Anna i jak ginka zgodziła się na wyjazd ?

Elvie tak sobie myślę że ty jeszcze nie jesteś gotowa na odstawienie Maciusia :tak:ale to moje zdanie:tak:
Dobrze że M coś wymyślił z tym laptopem :tak:

Miłego dnia kobietki :-)
 
A gdzie tam schalapać... przed @ to ja proszę koleżanek mogę spożywać dowolne ilości alkoholu bez szkody dla zdrowia :p co innego po... za to schalapł siebie i poszedł w kimę, dzięki czemu w sumie też uniknął awantury :-D

Elvie- u mnie jedynym rozwiązaniem na ten stres był pies... konkretnie 2 psy :-) ale u nas dużo pola przed domem do biegania dla nich było, więc w sumie było to też bezproblemowe. Niestety pomagało jedynie w 60 %, bo i tak się bałam... dlatego cały czas powtarzam, że dom nie dla mnie :-) z psychologicznego punktu widzenia się kompletnie nie nadaję. Jeszcze jak się mieszka z rodzinką, typu mama czy teściowie, to można to znieść, ale za to są inne problemy, bo wiadomo idealnie w kupie to zazwyczaj nie jest.

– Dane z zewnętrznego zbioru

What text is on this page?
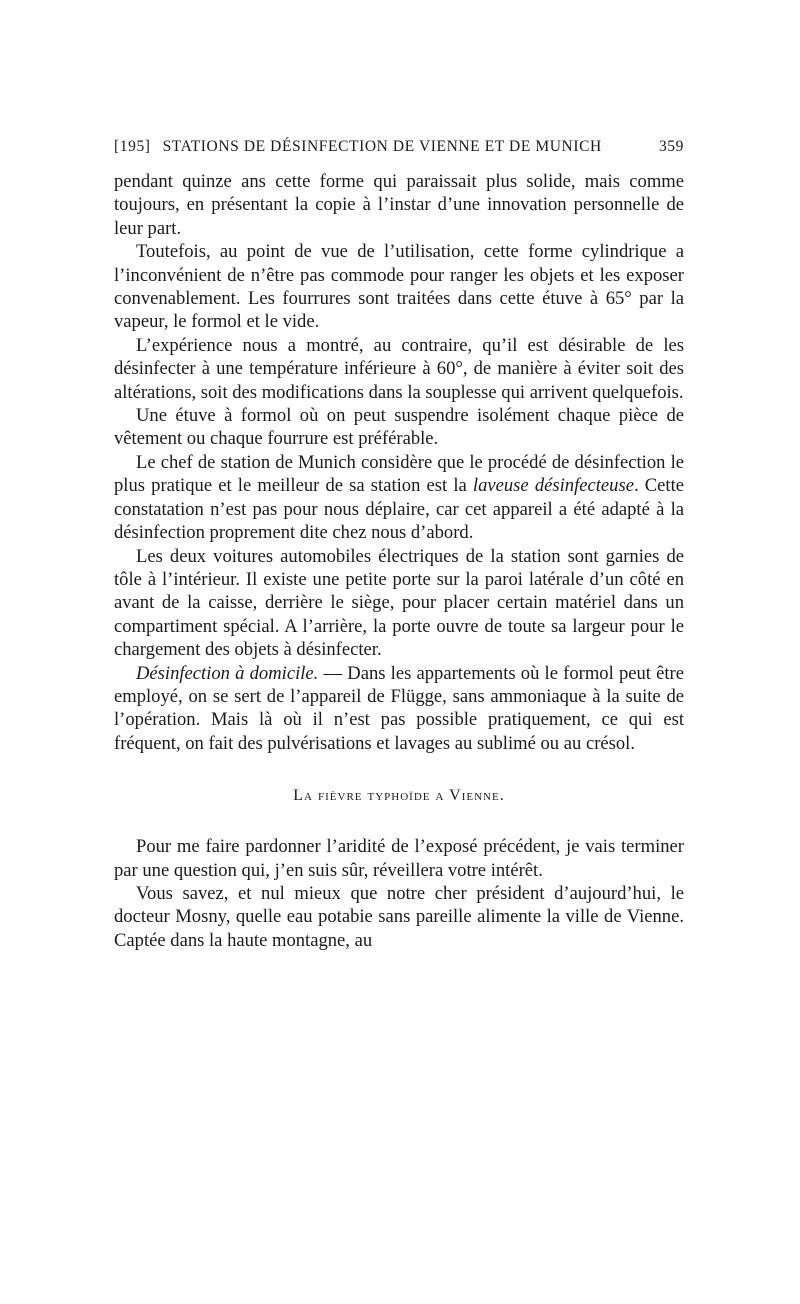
[195] STATIONS DE DÉSINFECTION DE VIENNE ET DE MUNICH	359

pendant quinze ans cette forme qui paraissait plus solide, mais comme toujours, en présentant la copie à l’instar d’une innovation personnelle de leur part.

Toutefois, au point de vue de l’utilisation, cette forme cylindrique a l’inconvénient de n’être pas commode pour ranger les objets et les exposer convenablement. Les fourrures sont traitées dans cette étuve à 65° par la vapeur, le formol et le vide.

L’expérience nous a montré, au contraire, qu’il est désirable de les désinfecter à une température inférieure à 60°, de manière à éviter soit des altérations, soit des modifications dans la souplesse qui arrivent quelquefois.

Une étuve à formol où on peut suspendre isolément chaque pièce de vêtement ou chaque fourrure est préférable.

Le chef de station de Munich considère que le procédé de désinfection le plus pratique et le meilleur de sa station est la laveuse désinfecteuse. Cette constatation n’est pas pour nous déplaire, car cet appareil a été adapté à la désinfection proprement dite chez nous d’abord.

Les deux voitures automobiles électriques de la station sont garnies de tôle à l’intérieur. Il existe une petite porte sur la paroi latérale d’un côté en avant de la caisse, derrière le siège, pour placer certain matériel dans un compartiment spécial. A l’arrière, la porte ouvre de toute sa largeur pour le chargement des objets à désinfecter.

Désinfection à domicile. — Dans les appartements où le formol peut être employé, on se sert de l’appareil de Flügge, sans ammoniaque à la suite de l’opération. Mais là où il n’est pas possible pratiquement, ce qui est fréquent, on fait des pulvérisations et lavages au sublimé ou au crésol.

La fièvre typhoïde a Vienne.

Pour me faire pardonner l’aridité de l’exposé précédent, je vais terminer par une question qui, j’en suis sûr, réveillera votre intérêt.

Vous savez, et nul mieux que notre cher président d’aujourd’hui, le docteur Mosny, quelle eau potabie sans pareille alimente la ville de Vienne. Captée dans la haute montagne, au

Mam nadzieję, że jakoś się przyzwyczaisz.

Gosieńka- no jak stonki w chacie nie ma to wszystko można zrobić migiem, jak jest to niestety ja mam wrażenie, że z jednej strony szmatuję, a z drugiej oni rozwalają :-)

Jutro akcja fryzjer :-) ciekawe czy mi to nastrój poprawi... chociaż powinno, bo jak ja poczłapię do fryzjera, to stary będzie szmatował chatę :-) hehehe... sam obiecał!
 
reklama
u nas chorobowo - Julka od poniedziałku w domku - zapalenie krtani - ten tydzień siedze z nią ja, potem dziadek.